The Comparison of Combination SSRI and PDE-5 Inhibitor Therapy to SSRI Monotherapy in Men with Premature Ejaculation

Objective: To evaluate whether combination therapy with a selective serotonin reuptake inhibitor (SSRI) and phosphodiesterase-5 (PDE-5) inhibitor is superior to SSRI monotherapy in the treatment of premature ejaculation, Data Sources: A literature search of MEDLINE (January 1980-April 2011) and International Pharmaceutical Abstracts (January 1970-April 2011) was conducted using the search terms premature ejaculation, phosphodiesterase-5 inhibitor, and selective serotonin reuptake inhibitor. Study Selection and Data Extraction: All English-language human studies assessing the use of a PDE-5 inhibitor and SSRI in the treatment of premature ejaculation were evaluated. Additional references were retrieved from reference citations. Data Synthesis: Premature ejaculation is a multi-component disorder with several treatment options. Studies have demonstrated that both SSRIs and PDE-5 inhibitors used as monotherapy can delay time to ejaculation. Four clinical trials have been conducted to compare the efficacy of SSRI monotherapy versus combination SSRI–PDE-5 inhibitor therapy for the treatment of premature ejaculation.

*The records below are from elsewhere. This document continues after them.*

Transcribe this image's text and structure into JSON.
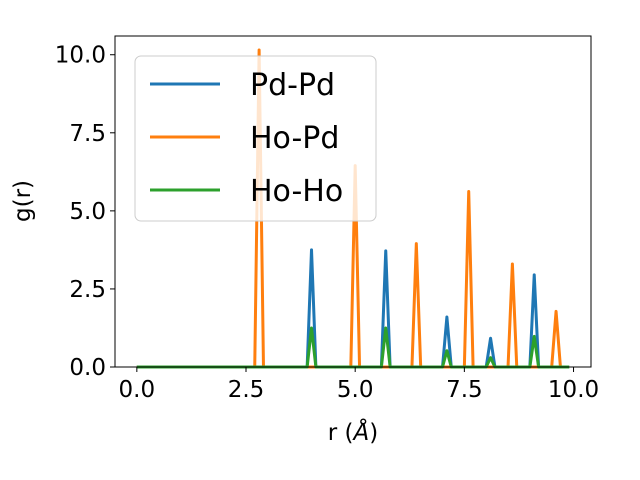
{
  "chart_data": {
    "type": "line",
    "xlabel_main": "r (",
    "xlabel_unit": "Å",
    "xlabel_close": ")",
    "ylabel": "g(r)",
    "xlim": [
      -0.5,
      10.4
    ],
    "ylim": [
      0,
      10.6
    ],
    "xticks": [
      0.0,
      2.5,
      5.0,
      7.5,
      10.0
    ],
    "xtick_labels": [
      "0.0",
      "2.5",
      "5.0",
      "7.5",
      "10.0"
    ],
    "yticks": [
      0.0,
      2.5,
      5.0,
      7.5,
      10.0
    ],
    "ytick_labels": [
      "0.0",
      "2.5",
      "5.0",
      "7.5",
      "10.0"
    ],
    "grid": false,
    "legend_position": "top-left",
    "x_range": [
      0.0,
      9.9
    ],
    "series": [
      {
        "name": "Pd-Pd",
        "color": "#1f77b4",
        "peaks": [
          {
            "r": 4.0,
            "g": 3.75
          },
          {
            "r": 5.7,
            "g": 3.72
          },
          {
            "r": 7.1,
            "g": 1.6
          },
          {
            "r": 8.1,
            "g": 0.92
          },
          {
            "r": 9.1,
            "g": 2.95
          }
        ]
      },
      {
        "name": "Ho-Pd",
        "color": "#ff7f0e",
        "peaks": [
          {
            "r": 2.8,
            "g": 10.15
          },
          {
            "r": 5.0,
            "g": 6.45
          },
          {
            "r": 6.4,
            "g": 3.95
          },
          {
            "r": 7.6,
            "g": 5.62
          },
          {
            "r": 8.6,
            "g": 3.3
          },
          {
            "r": 9.6,
            "g": 1.78
          }
        ]
      },
      {
        "name": "Ho-Ho",
        "color": "#2ca02c",
        "peaks": [
          {
            "r": 4.0,
            "g": 1.25
          },
          {
            "r": 5.7,
            "g": 1.25
          },
          {
            "r": 7.1,
            "g": 0.52
          },
          {
            "r": 8.1,
            "g": 0.3
          },
          {
            "r": 9.1,
            "g": 0.98
          }
        ]
      }
    ]
  }
}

All studies focused on the treatments' ability to delay time to ejaculation. A statistically significant delay in time to ejaculation was found in patients using both an SSRI and PDE-5 inhibitor when compared to those on an SSRI alone. Average time to ejaculation was increased by approximately 50-78 seconds in patients using combination therapy when compared to monotherapy. The data also show greater delay in ejaculation with combination therapy in patients previously using SSRI monotherapy but dissatisfied with its effects. Adverse drug reactions including headache and flushing were higher in the combination group. Conclusions: Although a modest delay in ejaculation is seen when using an SSRI and PDE-5 inhibitor together, the combination also comes with increased risks for adverse drug reactions and is more expensive. SSRI monotherapy should continue to be first-line treatment for premature ejaculation due to a better adverse drug reaction profile, lower cost, and high efficacy. Combination therapy may be prescribed for those who fail SSRI monotherapy or have concomitant erectile dysfunction.